Resurgence Under President Trump?
Often, the simplest answer seems to be, “Bring back coal!” Make a few tweaks to the economic trends, somehow, and make coal a competitive energy option again. With President-elect Trump headed to the White House, this answer seems even more tempting.
Linda Smith, a resident of Southwest Virginia, told the Washington Post, “Men don’t know how to do nothing at all except work in the coal mines. If [Trump] can get some of that opened back up, people will be happy.” Another Virginia resident, Juan Lopez, said that if Trump can support the coal industry, “We might be able to have jobs two or three more years. But if not, we might be out by the end of next year.”

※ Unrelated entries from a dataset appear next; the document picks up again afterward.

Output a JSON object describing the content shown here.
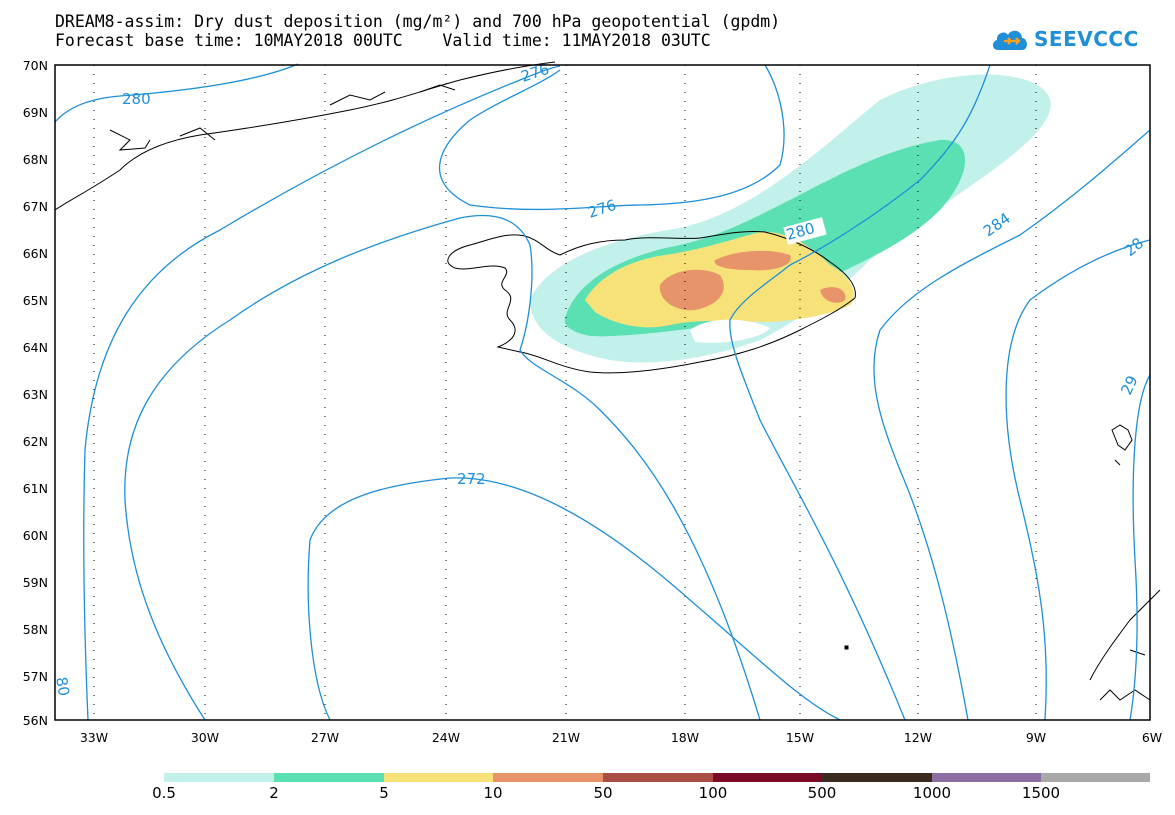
{
  "header": {
    "title_line1": "DREAM8-assim: Dry dust deposition (mg/m²) and 700 hPa geopotential (gpdm)",
    "title_line2": "Forecast base time: 10MAY2018 00UTC    Valid time: 11MAY2018 03UTC",
    "logo_text": "SEEVCCC"
  },
  "map": {
    "lat_labels": [
      "70N",
      "69N",
      "68N",
      "67N",
      "66N",
      "65N",
      "64N",
      "63N",
      "62N",
      "61N",
      "60N",
      "59N",
      "58N",
      "57N",
      "56N"
    ],
    "lon_labels": [
      "33W",
      "30W",
      "27W",
      "24W",
      "21W",
      "18W",
      "15W",
      "12W",
      "9W",
      "6W"
    ],
    "contour_labels": [
      "280",
      "276",
      "276",
      "280",
      "284",
      "28",
      "29",
      "272",
      "80"
    ],
    "contour_color": "#1e8fd8",
    "coastline_color": "#000000"
  },
  "legend": {
    "labels": [
      "0.5",
      "2",
      "5",
      "10",
      "50",
      "100",
      "500",
      "1000",
      "1500"
    ],
    "colors": [
      "#c2f0ea",
      "#5be0b4",
      "#f7e27a",
      "#e8946a",
      "#a84e45",
      "#7a0c28",
      "#3c2a1c",
      "#8d6ea3",
      "#a8a8a8"
    ]
  }
}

Unfortunately, for Trump to make any kind of significant impact to support the coal industry, explains Michael E. Webber in the New York Times, it “would require enormous market intervention like direct mandates to consume coal or significant tax breaks to coal’s benefit. These are the exact types of interventions that conflict with decades of Republican orthodoxy supporting competitive markets.”
The Way Forward
Thankfully, truly supporting coal country will not require that type of regulatory involvement. Nor does it have to mean struggling to recreate the exact type of success and prosperity of the past. Instead, supporting mining communities can happen through market-based solutions. With legislation such as a Carbon Fee and Dividend, conservatives can revitalize coal country with a market-based solution that could create 2.1 million jobs, according to a study by Regional Economic Models, Inc. At the same time it creates jobs, a price on carbon will save 90,000 lives thanks to better air quality and will add $80 to $90 billion in GDP.

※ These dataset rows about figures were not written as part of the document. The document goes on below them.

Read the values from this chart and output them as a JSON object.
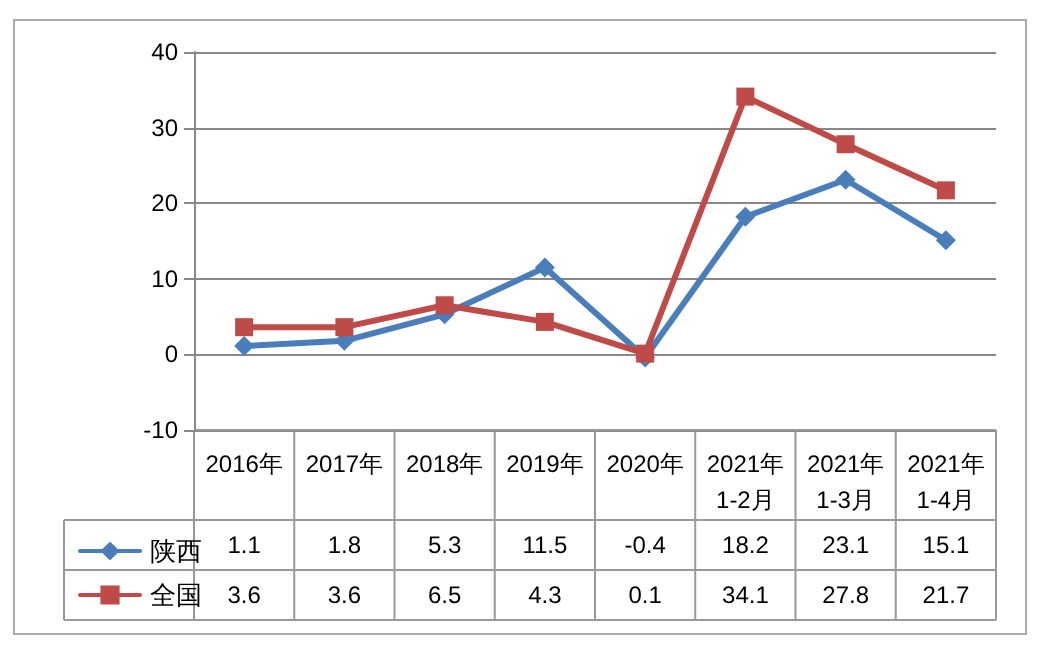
{
  "chart_data": {
    "type": "line",
    "categories": [
      "2016年",
      "2017年",
      "2018年",
      "2019年",
      "2020年",
      "2021年1-2月",
      "2021年1-3月",
      "2021年1-4月"
    ],
    "series": [
      {
        "name": "陕西",
        "color": "#4a7ebb",
        "marker": "diamond",
        "values": [
          1.1,
          1.8,
          5.3,
          11.5,
          -0.4,
          18.2,
          23.1,
          15.1
        ]
      },
      {
        "name": "全国",
        "color": "#be4b48",
        "marker": "square",
        "values": [
          3.6,
          3.6,
          6.5,
          4.3,
          0.1,
          34.1,
          27.8,
          21.7
        ]
      }
    ],
    "ylim": [
      -10,
      40
    ],
    "yticks": [
      -10,
      0,
      10,
      20,
      30,
      40
    ],
    "grid": "y",
    "legend": "bottom left",
    "data_labels": true,
    "line_style": "solid"
  }
}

To encourage those new jobs to come to coal country, states like West Virginia and Kentucky could provide incentives, similar to how Georgia has incentivized hundreds of thousands of jobs in the film and TV industry. States with communities formerly reliant on coal could offer their own tax incentives to clean tech firms, motivating them to relocate and take advantage of an at-the-ready workforce. In Kentucky alone, for example, a clean energy economy could create an estimated 142,163 construction jobs and 47,719 operation jobs—all of which could employ Kentuckians for 40 consecutive years.
On top of Carbon Fee and Dividend, legislators can pursue other measures to help your communities, such as the RECLAIM Act or President Obama’s recently announced $28 million to support development in 13 states hit hard by the decline of coal.

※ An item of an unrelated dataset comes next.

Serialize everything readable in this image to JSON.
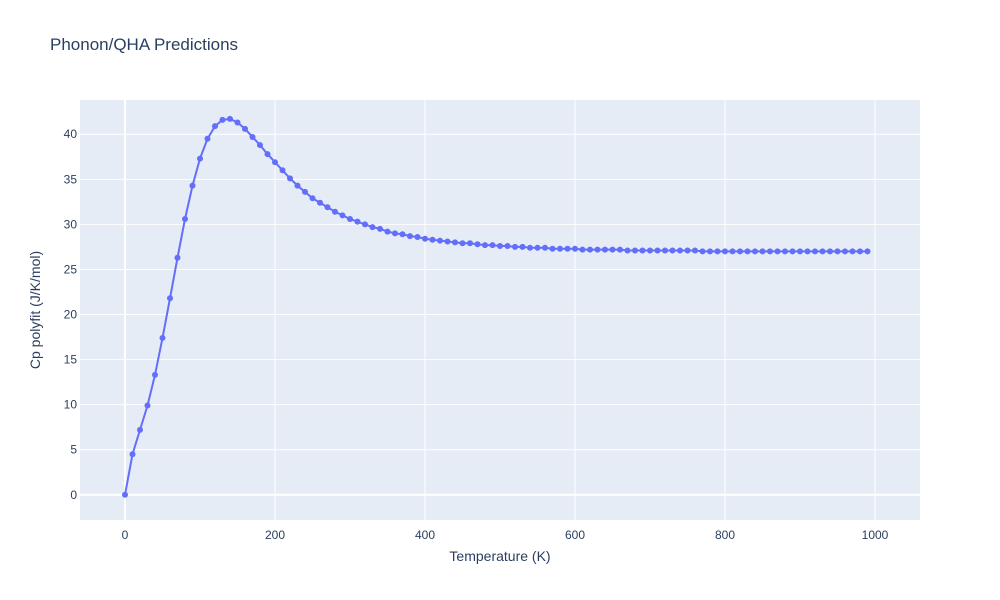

And here’s a secret that you already know: your communities are incredibly resilient. Even without legislative help, you’re doing what needs to be done to survive and thrive. For example, Coalfields Development Corporation puts people to work building quality, affordable housing in West Virginia. Their vision is “a revitalized people thriving in a renewed, more prosperous economy that is grounded in Appalachian values.”
Rusty Justice, a former coal industry worker in Kentucky, has founded a tech startup called Bit Source. He trains and employs former coal miners, creating high quality, modern jobs. “Our slogan is ‘a new day, a new way,'” Justice told NPR. “And it’s a new day here in Appalachia, and we’re trying to do things a new way.”
We all love our families, our children, and our grandchildren. We want them all to have healthy and prosperous lives now and in the future. You helped enable all of us to achieve the highest standard of living in the world in the 19th and 20th centuries, and we should all be grateful to you. Now, we need you to help us lead the world in doing things a new way, for this new day.